By Alice Z. Cuneo
SAN FRANCISCO—It cost $4 billion to turn it into one of the best known names in the country, a future-forward, dynamic brand with a strong connection to young consumers and a share lead in the wireless marketplace. Yet, in 2007, Cingular Wireless L.L.C. will be tossed aside like an old sock.
AT&T Inc. plans to kill the Cingular name and logo.
Acquisition
Not only is AT&T—in the throes of acquiring Cingular owner BellSouth Corp.—planning to ditch the Cingular name and ubiquitous, sprightly orange jack, but it will replace it with its own stodgy moniker, renaming the division AT&T Wireless. Such a move could conjure up images of the rotary dial and cause so much confusion that experts estimate it may take another $2 billion in marketing expenses to explain the changes to consumers.

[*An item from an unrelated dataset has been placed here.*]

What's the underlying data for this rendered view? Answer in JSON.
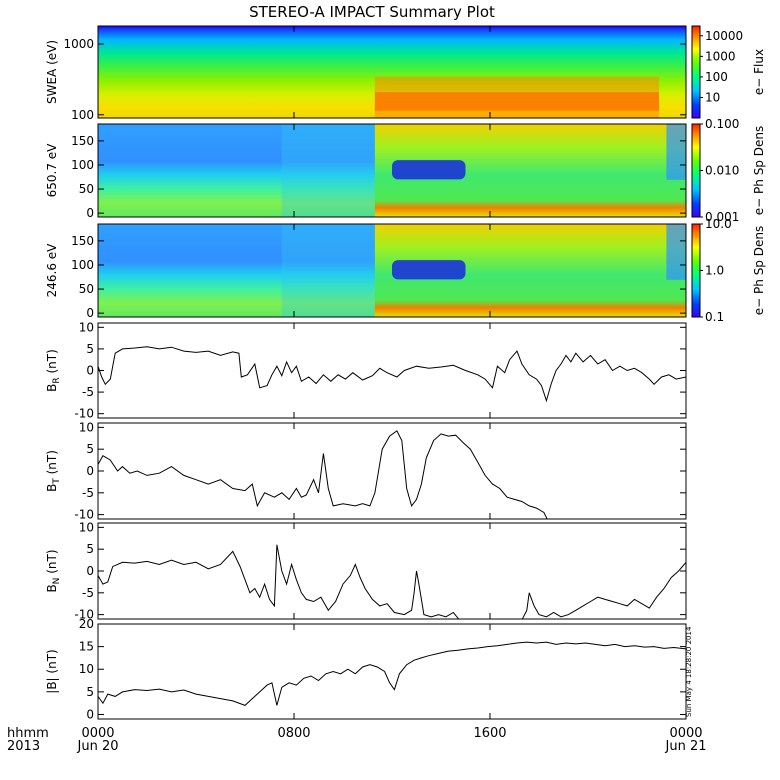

AT&T argues that the $4 billion spent building Cingular—it will lay out around $1 billion this year alone—won’t be wasted, because, in the words of spokesman Michael Coe, it has “created a brand that has led to a customer base which is the largest in the U.S.” The company also claims that the single moniker for all AT&T services will “eliminate customer confusion and make a much more elegant solution.”
And certainly if consumers take to the idea of bundled service, it is easy to see where “elegant solution” comes in. It would seem logical to try to sell consumers their landline, Internet connection, cable connection and wireless service all under the same brand.
‘A mistake’
Still, many ad experts feel the success of bundling is far from a given, and that ditching the wireless brand as we enter a wireless future is the wrong approach. “To give up Cingular is a mistake,” especially in favor of AT&T, “my father’s brand of telephony,” said Jonathan Asher, president, Dragon Rouge USA, a branding and design consultancy. “I’m not sure how much value or what AT&T brings to the party.” Of course AT&T has positive attributes, Mr. Asher pointed out, like “incredible recognition, incredible heritage and somewhat reliable,” but it also is “stodgy, old fashioned, big, heavy and dated.”
Karl Barnhart, managing director, CoreBrand, New York, a former AT&T agency, agreed that changing the Cingular name “doesn’t make sense.” Cingular’s brand is “relevant for the younger audience; it’s a fun, hip, interesting, dynamic—everything you don’t think about AT&T.”
Mr. Barnhart estimates the changeover will cost “probably one-half billion per year for three to five years.” And in the end, consumers still may not understand why they moved from writing a monthly check to AT&T to writing one to Cingular and then going back to AT&T, he said.
‘Could it cost them customers?’
“It’s the right decision to buy BellSouth,” said Mr. Barnhart. “But it’s a hard business decision to jettison Cingular.” Could it cost them customers? “If they don’t do a good job of [changing the Cingular name] consumers will jump to Verizon Wireless.”
The change also comes at a time Cingular faces a flurry of emerging competition targeting the lucrative youth market from new wireless service providers such as Amp’d Mobile Inc., Mobile ESPN and other mobile virtual network operators.
Cingular is the No. 9 mobile brand in the world, according to Millward Brown’s recent global brand rankings, and has a value of $6.6 billion, just below Verizon Wireless at No. 6 and T-Mobile at No. 7. But Nikhil Gharekhan, senior VP, Millward Brown Optimor, still thinks it makes sense to hitch the wireless arm of the newly merged company to AT&T’s star, or death star, as some describe its logo. Brand equity “is not wasted if there is enough marketing or communications of message so those equities are transferred to AT&T.”
‘Somewhat damaged’ AT&T brand
Susan Nelson, executive director strategy and insight at Landor, San Francisco, also espoused the view that the “somewhat damaged” and increasingly meaningless AT&T brand needs to be attached to the Cingular business for the entire company’s sake. “Rebranding Cingular is not only the right thing, but probably the only thing to do,” she said. “The AT&T brand didn’t stand for much … at least as a leader in telecom. If they want to make it meaningful for tomorrow it has to represent the state of the art, and the state of the art is mobile.”
So far experts have been unimpressed with AT&T’s $1 billion-plus campaign last winter to introduce the combination of SBC and AT&T. “It’s an amateurish revision,” said Mr. Asher.
The head of one wireless company joked that AT&T is spending a lot of money for virtually the same logo and a lot of lower case letters.
Alice Z. Cuneo is a reporter for AdAge, a sister publication of RCR Wireless News. Both publications are owned by Crain Communications Inc.